Hammelbacher’s Braille prayer book presents a uniBorn with a genetic mutation that limited her sight all her life, she lost “what little I had” about 20 years ago. So she taught herself Braille.

“I have a really good memory, which is a big help,” Hammelbacher says of how she performs all the duties of a synagogue president — including giving announcements, making speeches and chairing board meetings — and works as a music therapist and writes books and frequent freelance magazine articles.

“I’m very busy,” she says.

If people meeting her for the first time had not known earlier that Hammelbacher is blind, they might not suspect it. Her eyes are focused, her head does not sway from side to side as sometimes happens with blind people, her life seems so — a word she uses — normal.

Her home has few apparent adaptations for a blind person. Her husband, Frank, a dealer in old stocks and bonds, of course keeps the floors clear of things she could trip over, and has attached small plastic stickers to oven knobs to make it easier for his wife’s cooking and baking.

The Hammelbachers occasionally play games like Scrabble; the tiles feature Braille letters. The couple made transparent Braille stickers to put on the pages of children’s books, for reading to Jill when she was young.
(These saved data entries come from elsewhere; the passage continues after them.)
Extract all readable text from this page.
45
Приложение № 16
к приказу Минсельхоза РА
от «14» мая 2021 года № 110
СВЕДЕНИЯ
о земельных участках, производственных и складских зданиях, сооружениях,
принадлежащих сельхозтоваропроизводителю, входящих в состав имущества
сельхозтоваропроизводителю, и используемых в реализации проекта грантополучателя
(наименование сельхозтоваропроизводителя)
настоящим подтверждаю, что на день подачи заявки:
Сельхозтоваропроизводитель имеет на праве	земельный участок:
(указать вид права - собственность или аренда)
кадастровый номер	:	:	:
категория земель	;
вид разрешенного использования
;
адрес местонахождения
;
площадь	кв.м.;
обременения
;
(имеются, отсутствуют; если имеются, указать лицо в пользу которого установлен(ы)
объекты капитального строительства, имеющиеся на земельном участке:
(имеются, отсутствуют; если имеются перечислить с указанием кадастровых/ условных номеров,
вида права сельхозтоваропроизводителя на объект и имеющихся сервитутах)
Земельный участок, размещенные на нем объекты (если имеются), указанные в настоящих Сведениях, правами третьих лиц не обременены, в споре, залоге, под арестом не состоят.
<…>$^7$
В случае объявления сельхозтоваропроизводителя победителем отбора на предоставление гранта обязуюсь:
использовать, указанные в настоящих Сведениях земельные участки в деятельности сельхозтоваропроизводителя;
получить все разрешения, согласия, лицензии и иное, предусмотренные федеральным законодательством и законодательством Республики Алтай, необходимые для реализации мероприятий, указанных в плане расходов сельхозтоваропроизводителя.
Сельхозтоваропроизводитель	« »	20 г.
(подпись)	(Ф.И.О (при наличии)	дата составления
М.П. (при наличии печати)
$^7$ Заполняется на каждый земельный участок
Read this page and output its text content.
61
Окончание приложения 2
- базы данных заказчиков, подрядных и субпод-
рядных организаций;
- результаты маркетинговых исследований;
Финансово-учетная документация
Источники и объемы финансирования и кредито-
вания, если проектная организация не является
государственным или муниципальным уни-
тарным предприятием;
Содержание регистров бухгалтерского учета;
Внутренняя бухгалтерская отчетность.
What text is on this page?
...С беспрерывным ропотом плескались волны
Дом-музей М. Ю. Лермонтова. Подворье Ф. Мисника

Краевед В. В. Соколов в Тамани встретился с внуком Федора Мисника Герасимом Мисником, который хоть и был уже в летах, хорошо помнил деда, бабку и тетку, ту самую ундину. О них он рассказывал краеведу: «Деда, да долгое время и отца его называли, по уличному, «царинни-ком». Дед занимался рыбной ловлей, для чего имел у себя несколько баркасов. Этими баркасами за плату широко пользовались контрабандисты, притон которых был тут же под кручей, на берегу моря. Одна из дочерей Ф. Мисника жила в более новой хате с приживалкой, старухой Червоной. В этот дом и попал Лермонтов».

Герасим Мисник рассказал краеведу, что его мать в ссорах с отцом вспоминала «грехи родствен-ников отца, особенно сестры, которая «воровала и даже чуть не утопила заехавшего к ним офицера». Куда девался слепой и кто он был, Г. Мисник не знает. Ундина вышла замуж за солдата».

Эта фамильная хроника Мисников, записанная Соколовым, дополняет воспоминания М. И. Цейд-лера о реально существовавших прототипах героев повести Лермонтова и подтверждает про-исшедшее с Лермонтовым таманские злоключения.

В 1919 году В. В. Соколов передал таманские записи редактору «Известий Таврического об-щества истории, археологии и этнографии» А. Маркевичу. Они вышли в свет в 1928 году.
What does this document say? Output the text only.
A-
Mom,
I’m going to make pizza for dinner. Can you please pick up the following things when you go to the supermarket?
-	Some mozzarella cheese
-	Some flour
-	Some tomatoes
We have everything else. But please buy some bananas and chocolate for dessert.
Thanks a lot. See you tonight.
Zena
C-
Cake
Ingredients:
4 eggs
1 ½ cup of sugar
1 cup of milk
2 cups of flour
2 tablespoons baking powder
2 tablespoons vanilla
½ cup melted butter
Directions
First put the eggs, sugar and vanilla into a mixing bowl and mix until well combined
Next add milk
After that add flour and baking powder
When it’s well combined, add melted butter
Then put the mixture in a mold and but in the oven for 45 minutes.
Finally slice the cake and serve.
Lighting Shabbat candles is no problem, Hammelbacher says. She can feel the wicks and the matches. To make sure that the candle is lit, she holds a hand over the flame to feel the heat.

Over the years, the Hillcrest Jewish Center has been the spiritual home to members from a wide variety of racial and ethnic backgrounds, with a wide variety of physical challenges. “We are welcoming,” Cheryl Meyer says.

Next Passover the congregation will host a seder for people with disabilities, inviting residents of local group homes and day programs. As president of the shul, Hammelbacher will attend the seder. She’ll say a few words of introduction, then participate like any member of the congregation.

“I don’t go as a blind person,” she says. “I go as president.”